Both represented Bishop Magee’s first comments in five weeks since he responded to publication of the Cloyne report on July 13th last.
He “unreservedly” apologised to victims of clerical child sex abuse in Cloyne and said he would be willing to meet them and their families privately.
Fr Hoban wrote on the ACP website: “You don’t agree to talk to someone giving the impression that you are being door-stepped. You don’t read out a statement or, if you feel you have to, you make sure that someone who knows something about words has a look at it beforehand.”
He continued: “You don’t justify or explain, when the evidence is conclusive and the jury has already gone home. You turn up. You tell the truth. You hold up your hands. It’s not brain surgery. It’s just being media savvy.”
Fr Hoban said: “The difficult truth at present is that bishops are not believed or trusted. Even if they said the Our Father there would be something wrong with it.
“Old men in black suits conjure up frightening, not reassuring images. Being Catholic is the last great stigma.

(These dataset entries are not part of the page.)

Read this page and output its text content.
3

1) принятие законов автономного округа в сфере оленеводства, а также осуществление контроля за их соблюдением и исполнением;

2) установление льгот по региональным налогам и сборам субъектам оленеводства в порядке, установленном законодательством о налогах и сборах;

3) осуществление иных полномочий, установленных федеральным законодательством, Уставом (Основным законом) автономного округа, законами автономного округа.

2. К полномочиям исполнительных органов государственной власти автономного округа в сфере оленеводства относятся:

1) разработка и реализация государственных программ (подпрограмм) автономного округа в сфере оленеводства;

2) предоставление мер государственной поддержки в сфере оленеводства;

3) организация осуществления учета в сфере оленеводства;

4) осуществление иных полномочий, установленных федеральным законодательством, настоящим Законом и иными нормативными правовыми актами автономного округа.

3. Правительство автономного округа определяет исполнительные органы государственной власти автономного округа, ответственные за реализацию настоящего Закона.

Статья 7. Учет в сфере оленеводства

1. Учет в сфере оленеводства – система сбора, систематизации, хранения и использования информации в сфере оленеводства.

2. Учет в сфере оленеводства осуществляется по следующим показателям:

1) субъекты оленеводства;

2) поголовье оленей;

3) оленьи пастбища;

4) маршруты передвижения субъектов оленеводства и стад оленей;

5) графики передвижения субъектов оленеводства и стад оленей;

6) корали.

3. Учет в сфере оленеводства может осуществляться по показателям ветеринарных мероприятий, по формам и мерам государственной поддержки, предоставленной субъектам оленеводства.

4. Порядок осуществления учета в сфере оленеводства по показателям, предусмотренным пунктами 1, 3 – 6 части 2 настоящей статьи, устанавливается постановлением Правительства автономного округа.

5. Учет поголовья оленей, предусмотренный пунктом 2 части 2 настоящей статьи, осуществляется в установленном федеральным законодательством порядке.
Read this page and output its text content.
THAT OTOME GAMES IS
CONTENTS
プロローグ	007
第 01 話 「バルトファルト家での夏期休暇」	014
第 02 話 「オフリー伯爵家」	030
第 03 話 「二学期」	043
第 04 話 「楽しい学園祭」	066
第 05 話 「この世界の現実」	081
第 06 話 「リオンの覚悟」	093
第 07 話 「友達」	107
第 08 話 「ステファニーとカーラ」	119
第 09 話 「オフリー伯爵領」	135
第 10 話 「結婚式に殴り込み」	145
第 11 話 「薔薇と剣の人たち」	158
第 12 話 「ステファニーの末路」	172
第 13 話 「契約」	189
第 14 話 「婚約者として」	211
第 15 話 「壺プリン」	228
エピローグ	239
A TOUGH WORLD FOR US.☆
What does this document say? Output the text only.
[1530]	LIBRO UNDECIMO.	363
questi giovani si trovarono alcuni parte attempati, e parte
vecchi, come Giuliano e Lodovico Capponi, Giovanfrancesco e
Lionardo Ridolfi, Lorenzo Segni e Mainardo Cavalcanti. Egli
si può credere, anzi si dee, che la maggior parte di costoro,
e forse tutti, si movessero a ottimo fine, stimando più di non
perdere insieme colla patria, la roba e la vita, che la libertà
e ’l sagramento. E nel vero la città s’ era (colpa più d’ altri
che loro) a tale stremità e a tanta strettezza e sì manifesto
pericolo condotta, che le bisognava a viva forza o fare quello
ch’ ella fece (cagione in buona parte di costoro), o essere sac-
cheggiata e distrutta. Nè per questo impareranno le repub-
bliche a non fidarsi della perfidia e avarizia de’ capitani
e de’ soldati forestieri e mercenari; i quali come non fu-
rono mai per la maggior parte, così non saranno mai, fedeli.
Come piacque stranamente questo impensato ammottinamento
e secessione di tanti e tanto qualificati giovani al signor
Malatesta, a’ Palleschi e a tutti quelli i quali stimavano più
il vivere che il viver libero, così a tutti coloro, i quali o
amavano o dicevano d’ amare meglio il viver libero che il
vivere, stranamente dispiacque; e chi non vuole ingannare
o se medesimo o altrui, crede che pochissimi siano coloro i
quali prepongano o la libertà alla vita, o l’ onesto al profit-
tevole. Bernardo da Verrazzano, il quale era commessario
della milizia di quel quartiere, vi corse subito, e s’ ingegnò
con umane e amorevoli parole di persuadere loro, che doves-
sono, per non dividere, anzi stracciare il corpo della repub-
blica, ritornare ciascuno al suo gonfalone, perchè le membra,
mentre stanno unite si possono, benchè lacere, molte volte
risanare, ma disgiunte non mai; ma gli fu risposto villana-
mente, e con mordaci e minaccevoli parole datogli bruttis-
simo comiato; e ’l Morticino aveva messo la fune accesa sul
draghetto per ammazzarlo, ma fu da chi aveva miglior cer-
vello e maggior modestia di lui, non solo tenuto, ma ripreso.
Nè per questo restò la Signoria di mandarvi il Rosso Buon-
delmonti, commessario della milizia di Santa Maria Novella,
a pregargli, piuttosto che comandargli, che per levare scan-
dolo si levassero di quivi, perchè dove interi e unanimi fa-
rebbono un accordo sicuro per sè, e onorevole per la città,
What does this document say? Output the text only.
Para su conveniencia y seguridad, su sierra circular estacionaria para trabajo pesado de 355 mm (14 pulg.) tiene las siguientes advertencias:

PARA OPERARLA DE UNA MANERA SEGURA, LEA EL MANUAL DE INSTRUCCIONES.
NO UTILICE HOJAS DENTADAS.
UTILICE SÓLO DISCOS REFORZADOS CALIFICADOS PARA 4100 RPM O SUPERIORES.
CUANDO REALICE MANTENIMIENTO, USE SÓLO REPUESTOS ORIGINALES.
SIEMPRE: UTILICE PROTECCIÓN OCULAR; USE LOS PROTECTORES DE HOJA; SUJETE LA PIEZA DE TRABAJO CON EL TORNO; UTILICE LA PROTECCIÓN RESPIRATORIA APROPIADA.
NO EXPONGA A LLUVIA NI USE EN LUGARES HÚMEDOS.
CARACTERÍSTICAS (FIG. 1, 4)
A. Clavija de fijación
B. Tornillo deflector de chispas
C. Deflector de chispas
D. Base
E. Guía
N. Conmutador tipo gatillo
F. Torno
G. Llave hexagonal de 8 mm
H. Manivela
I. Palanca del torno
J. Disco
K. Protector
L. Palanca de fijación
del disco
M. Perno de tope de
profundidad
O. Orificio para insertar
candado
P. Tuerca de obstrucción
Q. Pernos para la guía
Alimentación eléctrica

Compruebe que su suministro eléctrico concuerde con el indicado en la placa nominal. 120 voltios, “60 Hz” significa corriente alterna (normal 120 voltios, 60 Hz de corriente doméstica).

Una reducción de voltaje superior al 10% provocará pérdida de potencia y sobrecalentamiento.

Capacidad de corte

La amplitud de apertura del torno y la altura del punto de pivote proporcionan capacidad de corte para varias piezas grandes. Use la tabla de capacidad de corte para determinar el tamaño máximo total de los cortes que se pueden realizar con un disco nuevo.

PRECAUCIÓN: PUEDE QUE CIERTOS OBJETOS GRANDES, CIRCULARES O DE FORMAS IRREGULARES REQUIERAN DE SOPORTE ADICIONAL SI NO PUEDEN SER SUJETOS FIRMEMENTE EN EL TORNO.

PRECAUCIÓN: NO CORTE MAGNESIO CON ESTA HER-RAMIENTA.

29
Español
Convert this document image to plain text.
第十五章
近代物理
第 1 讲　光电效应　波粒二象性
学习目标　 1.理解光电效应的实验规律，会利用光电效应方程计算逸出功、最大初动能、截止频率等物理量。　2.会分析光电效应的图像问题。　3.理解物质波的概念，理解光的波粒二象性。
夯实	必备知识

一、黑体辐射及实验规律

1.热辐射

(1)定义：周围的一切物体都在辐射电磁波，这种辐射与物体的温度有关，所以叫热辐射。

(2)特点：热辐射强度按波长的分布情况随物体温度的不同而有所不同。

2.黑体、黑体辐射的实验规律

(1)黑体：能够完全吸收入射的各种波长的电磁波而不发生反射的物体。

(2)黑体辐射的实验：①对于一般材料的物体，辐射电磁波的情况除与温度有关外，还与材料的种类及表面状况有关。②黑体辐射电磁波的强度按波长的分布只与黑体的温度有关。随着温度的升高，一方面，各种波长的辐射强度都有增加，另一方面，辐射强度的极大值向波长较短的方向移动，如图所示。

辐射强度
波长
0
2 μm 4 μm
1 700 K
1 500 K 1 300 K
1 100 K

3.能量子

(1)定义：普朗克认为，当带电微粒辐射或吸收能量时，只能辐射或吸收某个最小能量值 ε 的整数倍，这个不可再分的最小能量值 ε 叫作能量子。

To quote a man (former taoiseach Brian Cowen) who found himself in a similarly impossible place, ‘We are where we are’.”
He noted that “every bishop is lord in his own diocese and the culture of deference that assures them they are competent in every imaginable subject makes it almost impossible for them to actually accept that in certain instances they are completely out of their depths. Part of the difficulty is that they seem not to understand how much the ground has moved under their feet.”
He recalled how the late Cardinal Cahal Daly had made the point “that part of the difficulty of dealing with the IRA was that it was impossible to communicate with them. The were in a time warp; they had tunnel vision; they didn’t seem to realise that time has moved on and that Ireland has changed.” Cardinal Daly’s words “are a metaphor for where we are as a church now. And the interview given by the hapless Bishop Magee simply underlined the problems we have.”
He concluded: “There are rules that have emerged from the experience of dealing with difficult issues . . . There are things you do and things you don’t do. And the Magee interview was an object lesson in what not to do.”